Safety concerns have risen recently as Arizona has hosted tournaments involving increasing numbers of out-of-state teams, even as the number of COVID-19 infections continued to increase statewide.

Scrutiny and criticism increased last week when the Desert Super Cup youth soccer tournament drew approximately 340 out-of-state teams over the Thanksgiving weekend.

The Super Cup drew 56 out-of-state teams in 2019.

This year, many more teams traveled from states in which COVID-19 restrictions still do not allow tournaments to take place.

Phoenix mayor Kate Gallego issued a statement last week saying she was “gravely concerned” about the possible spread of COVID-19 at the Super Cup, but did not cancel the event.

The decision to allow the tournament to proceed elicited a variety of reactions on social media.

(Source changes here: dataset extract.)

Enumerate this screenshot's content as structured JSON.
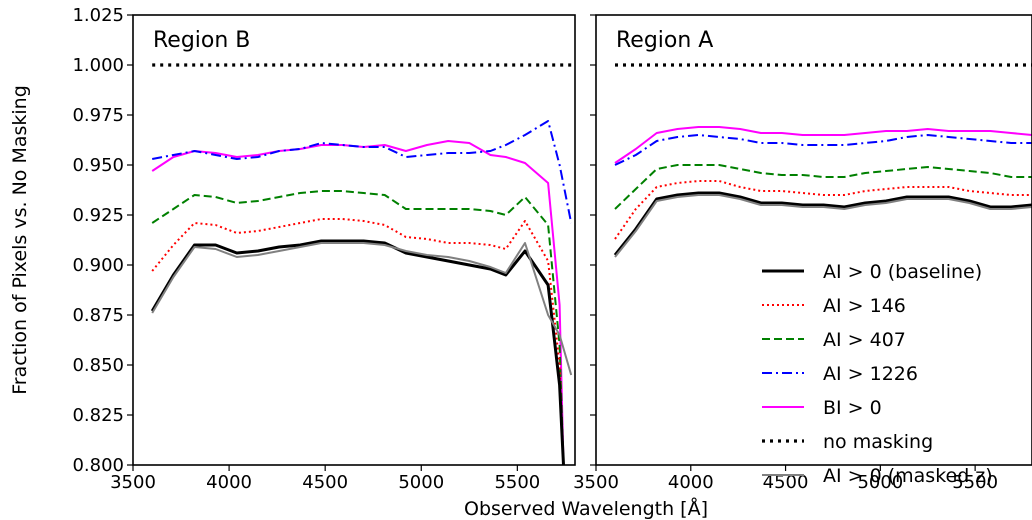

Some supported the decision as part of a return to normalcy, citing the potential mental health benefits of youth sports.

Many others said the mayor’s lack of action was irresponsible, and a potential danger to public health.

“I think that the criticism was warranted on some level due to the number of out-of-state teams,” said Geoff Borger, president of Arizona Arsenal Soccer Club, which had more than 10 teams competing in the Super Cup last weekend.

“I think that AASC and Arizona Soccer Association is doing everything that they need to do to keep our kids, our coaches and the parents safe,” he added. “They’re taking the necessary precautions.”

The council will now debate whether to proceed as planned with future tournaments, limit out-of-state participation or cancel the events altogether.

Approximately 4,000 teams scheduled to compete in Phoenix-based tournaments in the next few months – about half of them from out-of-state – await the council’s decision.

Local youth tournaments immediately impacted include the Cactus Winter Classic (softball) and the Salvation Army Christmas Angel (soccer), both scheduled for this weekend.

The potential effect of the council’s decision remains unclear.

Tournament organizers could respond to the ban by simply moving their events to facilities outside of the city’s jurisdiction.

Regardless of the outcome, public safety remains a top priority for local politicians, tournament organizers and club administrators.

“We are taking, the club administrators and ASA administrators are taking, I believe the necessary precautions to allow kids to compete safely,” Borger said.